In principle, both firms might hope for serious market success that might be defined as creating a credible competitor to Netflix.


On the other hand, too much success might jeopardize the cash flow AT&T hopes to wring from its acquisition of DirecTV, a business that everyone agrees is imperiled by the rise of streaming alternatives.


Ultimately, one might argue, efforts to foster growth of a substitute new product, by a leader in that market, are difficult--and often impossible--to finesse.
The problem includes, but is not limited to the inherent tension between the legacy and replacement revenue units. Too much success by the innovation unit, too fast, directly reduces legacy business unit revenue.


So interests are in direct conflict. That rarely is a recipe for rapid progress. Indeed, one might argue precisely the opposite will happen: the innovator unit will be constrained to protect the legacy unit.


The problem is more than “bureaucracy.”


Any large enterprise, in any industry, will operate more “bureaucratically,” which is to say, with many more rules and structured processes.


Many would say such firms must do so, to maintain the organizational equivalent of rule of law.


As frustrating as working in a rules-driven organization might be, the alternative likely is worse: the danger of whimsical, conflicting, unsteady decision making.


Stresses arguably are even greater when a joint venture tries to navigate a complex and dangerous juncture between fundamental business models and technology platforms, and when one of the parties aims to be a disruptor, while the other is a leader in the legacy business.

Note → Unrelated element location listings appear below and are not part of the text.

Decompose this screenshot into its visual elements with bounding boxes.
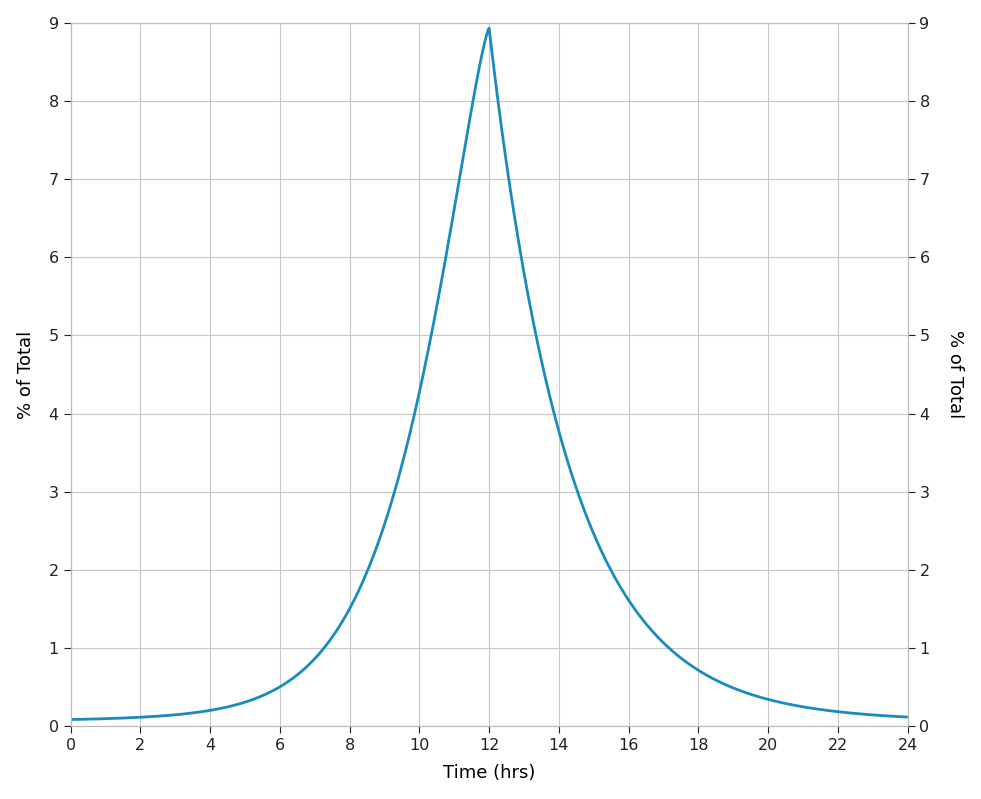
X-axis label: Time (hrs): Time (hrs) <box>443 765 536 782</box>
Y-axis label: % of Total: % of Total <box>17 331 34 419</box>
Y-axis label: % of Total: % of Total <box>947 331 964 419</box>
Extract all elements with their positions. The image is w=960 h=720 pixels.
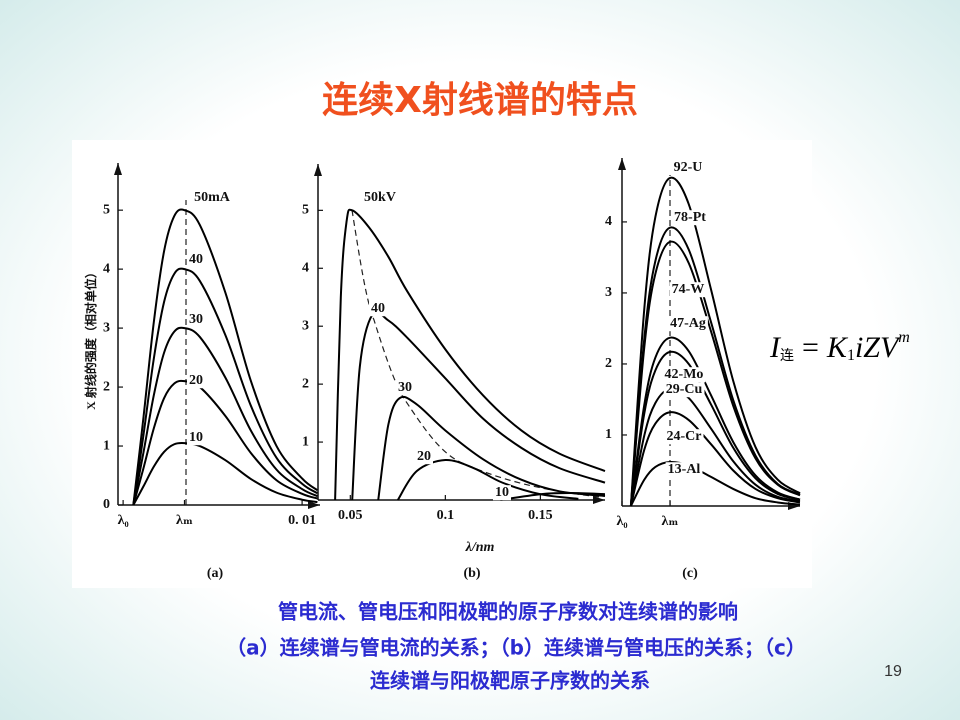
y-tick-label: 1	[103, 438, 110, 453]
y-tick-label: 4	[302, 260, 309, 275]
panel-label: (a)	[207, 566, 224, 581]
y-tick-label: 3	[605, 285, 612, 300]
formula-part: 1	[847, 347, 855, 364]
spectrum-curve	[629, 336, 801, 507]
curve-label: 30	[398, 380, 412, 395]
formula-part: 连	[780, 348, 794, 364]
curve-label: 20	[417, 449, 431, 464]
caption-line: 管电流、管电压和阳极靶的原子序数对连续谱的影响	[278, 600, 738, 624]
label-backing	[669, 282, 707, 298]
curve-label: 40	[189, 252, 203, 267]
spectrum-curve	[629, 387, 801, 507]
y-tick-label: 4	[605, 214, 612, 229]
y-tick-label: 3	[302, 318, 309, 333]
x-tick-label: 0.05	[338, 508, 363, 523]
label-backing	[665, 462, 703, 478]
curve-label: 30	[189, 312, 203, 327]
x-axis-label: λ/nm	[465, 540, 495, 555]
page-number: 19	[884, 663, 902, 680]
curve-label: 20	[189, 373, 203, 388]
label-backing	[187, 312, 205, 328]
y-tick-label: 2	[302, 376, 309, 391]
label-backing	[187, 430, 205, 446]
y-tick-label: 3	[103, 320, 110, 335]
curve-label: 50mA	[194, 190, 231, 205]
x-tick-label: 0. 01	[288, 513, 316, 528]
spectrum-curve	[500, 492, 606, 501]
label-backing	[668, 316, 708, 332]
label-backing	[187, 252, 205, 268]
label-backing	[396, 380, 414, 396]
spectrum-curve	[351, 310, 606, 501]
y-tick-label: 5	[302, 203, 309, 218]
curve-label: 24-Cr	[667, 429, 702, 444]
x-tick-label: λ₀	[616, 514, 627, 529]
formula-part: iZV	[855, 331, 902, 364]
label-backing	[672, 210, 709, 226]
y-axis-label: X 射线的强度（相对单位）	[83, 266, 98, 410]
curve-label: 40	[371, 301, 385, 316]
x-tick-label: λ₀	[118, 513, 129, 528]
axis-arrow	[618, 158, 626, 170]
label-backing	[663, 382, 705, 398]
curve-label: 47-Ag	[670, 316, 706, 331]
y-tick-label: 1	[302, 434, 309, 449]
y-tick-label: 1	[605, 427, 612, 442]
axis-arrow	[593, 496, 605, 504]
panel-label: (b)	[463, 566, 480, 581]
curve-label: 13-Al	[668, 462, 701, 477]
formula-part: K	[826, 331, 849, 364]
caption-line: （a）连续谱与管电流的关系；（b）连续谱与管电压的关系；（c）	[226, 636, 806, 660]
spectrum-curve	[132, 267, 318, 506]
label-backing	[664, 429, 704, 445]
formula-part: m	[898, 329, 910, 346]
formula: I连 = K1iZVm	[769, 329, 910, 364]
figure: 0 1 2 3 4 5 λ₀ λₘ 0. 01 (a) X 射线的强度（相对单位） 50mA 40 30 2…	[83, 158, 801, 581]
label-backing	[493, 485, 511, 501]
curve-label: 50kV	[364, 190, 396, 205]
spectrum-curve	[132, 208, 319, 506]
label-backing	[192, 190, 233, 206]
formula-part: =	[802, 331, 819, 364]
y-tick-label: 2	[103, 379, 110, 394]
spectrum-curve	[377, 395, 606, 501]
label-backing	[415, 449, 433, 465]
y-tick-label: 4	[103, 261, 110, 276]
x-tick-label: λₘ	[176, 513, 193, 528]
x-tick-label: 0.15	[528, 508, 553, 523]
caption-line: 连续谱与阳极靶原子序数的关系	[370, 669, 650, 693]
curve-label: 42-Mo	[665, 367, 704, 382]
y-tick-label: 2	[605, 356, 612, 371]
curve-label: 92-U	[674, 160, 703, 175]
curve-label: 10	[495, 485, 509, 500]
spectrum-curve	[334, 208, 606, 501]
spectrum-curve	[629, 240, 801, 507]
x-tick-label: 0.1	[437, 508, 455, 523]
formula-part: I	[769, 331, 782, 364]
y-tick-label: 0	[103, 497, 110, 512]
curve-label: 29-Cu	[666, 382, 703, 397]
label-backing	[187, 373, 205, 389]
label-backing	[369, 301, 387, 317]
label-backing	[662, 367, 706, 383]
label-backing	[671, 160, 705, 176]
x-tick-label: λₘ	[662, 514, 679, 529]
curve-label: 74-W	[672, 282, 705, 297]
panel-label: (c)	[682, 566, 698, 581]
spectrum-curve	[132, 326, 318, 506]
label-backing	[362, 190, 398, 206]
curve-label: 10	[189, 430, 203, 445]
y-tick-label: 5	[103, 202, 110, 217]
curve-label: 78-Pt	[674, 210, 706, 225]
axis-arrow	[114, 163, 122, 175]
slide-title: 连续X射线谱的特点	[322, 80, 638, 121]
axis-arrow	[314, 164, 322, 176]
axis-arrow	[308, 501, 320, 509]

That, in a nutshell, might well be the problem faced by Otter Media. Verizon Wireless might be taking the opposite approach, essentially harvesting its legacy business faster by building and promoting replacement services at a faster rate.


You might explain that attitude by structural realities. AT&T will be the biggest provider of linear video in the U.S. market if its acquisition of DirecTV is approved. Verizon is among the smaller providers. In other words, AT&T has far more revenue to lose.


As much as managers might want to be leaders in an emerging big new business, they also want to harvest and protect their existing business.


That forces innovation efforts to avoid actions that are viewed as negatively and directly reducing the magnitude of revenue streams from the legacy business.

It is a serious and perpetual problem, and more relevant for Comcast and AT&T, which are leaders in linear video, compared to Verizon, which has concluded it is not worth the effort to grab a bigger position in linear video.